Hanu Singh graduated B.S. ECE and Computer Science (1989) from George Mason University and Ph.D. (1995) from MIT/Woods Hole.He led the development and commercialization of the Seabed AUV, nine of which are in operation at other universities and government laboratories around the world. He was technical lead for development and operations for Polar AUVs (Jaguar and Puma) and towed vehicles(Camper and Seasled), and the development and commercialization of the Jetyak ASVs, 18 of which are currently in use. He was involved in the development of UAS for polar and oceanographic applications, and high resolution multi-sensor acoustic and optical mapping with underwater vehicles on over 55 oceanographic cruises in support of physical oceanography, marine archaeology, biology, fisheries, coral reef studies, geology and geophysics and sea-ice studies. He is an accomplished Research Student advisor and has made strong collaborations across the US (including at MIT, SIO, Stanford, Columbia LDEO) and internationally including in the UK, Australia, Canada, Korea, Taiwan, China, Japan, India, Sweden and Norway. Hanu Singh is currently Chair of the IEEE Ocean Engineering Technology Committee on Autonomous Marine Systems with responsibilities that include organizing the biennial IEEE AUV Conference, 2008 onwards. Associate Editor, IEEE Journal of Oceanic Engineering, 2007-2011. Associate editor, Journal of Field Robotics 2012 onwards.

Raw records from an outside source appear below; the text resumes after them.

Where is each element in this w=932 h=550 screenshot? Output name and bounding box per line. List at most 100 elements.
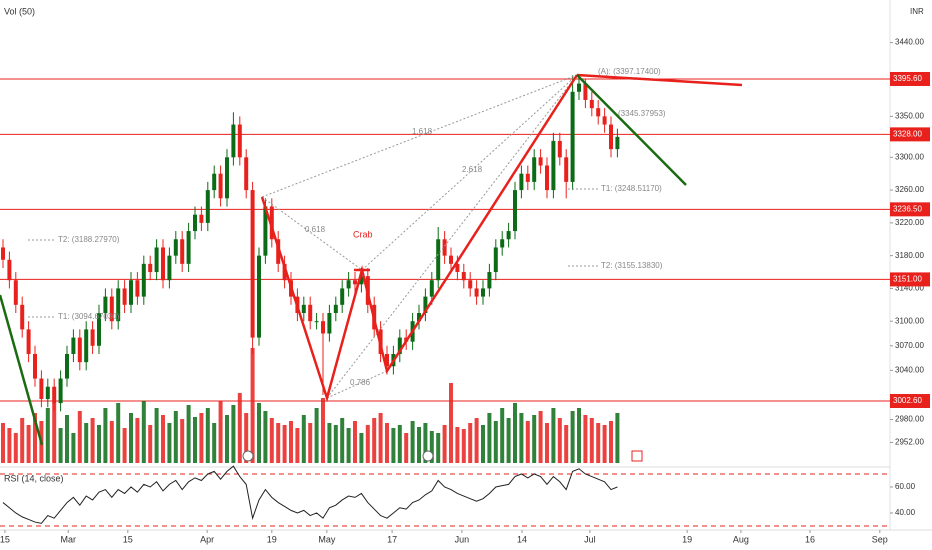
volume-bar [359, 433, 364, 463]
candle-body [525, 173, 530, 182]
level-box [890, 202, 930, 217]
volume-bar [372, 418, 377, 463]
candle-body [135, 280, 140, 297]
candle-body [615, 136, 620, 150]
earnings-icon[interactable] [242, 450, 254, 462]
volume-bar [289, 421, 293, 463]
candle-body [519, 173, 524, 191]
volume-bar [391, 428, 396, 463]
x-tick-label: 19 [267, 534, 277, 544]
candle-body [449, 255, 453, 264]
volume-bar [244, 413, 249, 463]
guide-line [261, 74, 578, 198]
volume-bar [487, 413, 492, 463]
level-box [890, 272, 930, 287]
volume-bar [237, 393, 242, 463]
volume-bar [109, 421, 114, 463]
volume-bar [135, 418, 140, 463]
annotation: (A): (3397.17400) [598, 67, 661, 76]
x-tick-label: Aug [733, 534, 749, 544]
volume-bar [1, 423, 5, 463]
volume-label: Vol (50) [4, 6, 35, 16]
candle-body [532, 157, 537, 182]
volume-bar [225, 415, 229, 463]
volume-bar [77, 411, 82, 463]
candle-body [218, 173, 223, 199]
candle-body [109, 296, 114, 322]
candle-body [173, 239, 178, 256]
volume-bar [148, 425, 153, 463]
volume-bar [301, 415, 306, 463]
candle-body [417, 313, 421, 322]
volume-bar [525, 421, 530, 463]
candle-body [551, 140, 556, 191]
volume-bar [173, 411, 178, 463]
y-tick-label: 3070.00 [895, 341, 924, 350]
candle-body [225, 157, 229, 199]
candle-body [65, 353, 69, 379]
trend-line [576, 73, 743, 87]
volume-bar [551, 408, 556, 463]
candle-body [474, 288, 479, 297]
volume-bar [538, 411, 543, 463]
candle-body [500, 239, 505, 248]
volume-bar [180, 419, 185, 463]
volume-bar [250, 348, 255, 463]
candle-body [602, 116, 607, 125]
y-tick-label: 3220.00 [895, 218, 924, 227]
y-tick-label: 3100.00 [895, 316, 924, 325]
candle-body [577, 83, 581, 92]
candle-body [333, 304, 338, 314]
candle-body [26, 329, 31, 354]
candle-body [353, 280, 357, 285]
candle-body [487, 272, 492, 289]
volume-bar [423, 423, 428, 463]
dividend-icon[interactable] [422, 450, 434, 462]
volume-bar [557, 418, 562, 463]
volume-bar [122, 428, 127, 463]
candle-body [199, 214, 204, 223]
candle-body [397, 337, 402, 354]
volume-bar [500, 408, 505, 463]
annotation: 2.618 [462, 165, 483, 174]
volume-bar [327, 423, 332, 463]
candle-body [180, 239, 185, 264]
rsi-label: RSI (14, close) [4, 473, 64, 483]
candle-body [13, 280, 18, 305]
volume-bar [564, 425, 569, 463]
x-tick-label: 15 [0, 534, 10, 544]
trend-line [0, 294, 44, 446]
x-tick-label: 16 [805, 534, 815, 544]
volume-bar [442, 425, 447, 463]
candle-body [193, 214, 197, 232]
rsi-pane [0, 465, 890, 527]
volume-bar [193, 417, 197, 463]
volume-bar [26, 425, 31, 463]
annotation: (3345.37953) [618, 109, 666, 118]
candle-body [7, 259, 12, 281]
volume-bar [167, 423, 172, 463]
volume-bar [353, 421, 357, 463]
rsi-tick-label: 60.00 [895, 482, 916, 491]
rsi-tick-label: 40.00 [895, 508, 916, 517]
candle-body [589, 99, 594, 109]
level-label: 3328.00 [893, 129, 922, 138]
candle-body [103, 296, 108, 314]
event-icon[interactable] [631, 450, 643, 462]
candle-body [212, 173, 217, 191]
level-box [890, 394, 930, 409]
volume-bar [532, 415, 537, 463]
candle-body [129, 280, 133, 305]
candle-body [481, 288, 485, 297]
volume-bar [545, 423, 549, 463]
guide-line [261, 74, 578, 271]
candle-body [161, 247, 165, 281]
y-tick-label: 3350.00 [895, 111, 924, 120]
candle-body [122, 288, 127, 305]
volume-bar [199, 413, 204, 463]
candle-body [154, 247, 159, 273]
candle-body [429, 280, 434, 297]
volume-bar [493, 421, 498, 463]
volume-bar [513, 403, 517, 463]
candle-body [269, 206, 274, 240]
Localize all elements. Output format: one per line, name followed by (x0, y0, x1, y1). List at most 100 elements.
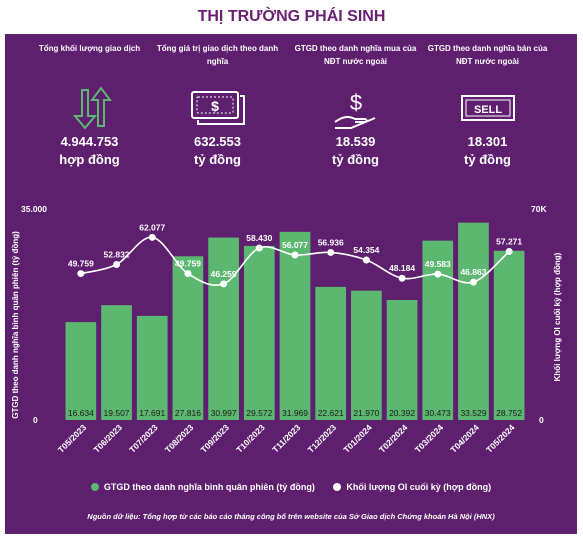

Milica Stojanovic graduated from the University of Belgrade, Serbia, in 1988, and received the M.S. and Ph.D. degrees in electrical engineering from Northeastern University in Boston, in 1991 and 1993. She was a Principal Scientist at the Massachusetts Institute of Technology, and in 2008 joined Northeastern University, where she is currently a Professor of electrical and computer engineering. She is also a Guest Investigator at the Woods Hole Oceanographic Institution. Milica’s research interests include digital communications theory, statistical signal processing and wireless networks, and their applications to underwater acoustic systems. She has made pioneering contributions to underwater acoustic communications, and her work has been widely cited. She is a Fellow of the IEEE, and serves as an Associate Editor for its Journal of Oceanic Engineering (and in the past for Transactions on Signal Processing and Transactions on Vehicular Technology). She also serves on the Advisory Board of the IEEE Communication Letters, and chairs the IEEE Ocean Engineering Society’s Technical Committee for Underwater Communication, Navigation and Positioning. Milica is the recipient of the 2015 IEEE/OES Distinguished Technical Achievement Award.
Dr. Paul C. Hines was born and raised in Glace Bay, Cape Breton. From 1977-1981 he attended Dalhousie University, Halifax, Nova Scotia, graduating with a B.Sc. (Hon) in Engineering-Physics.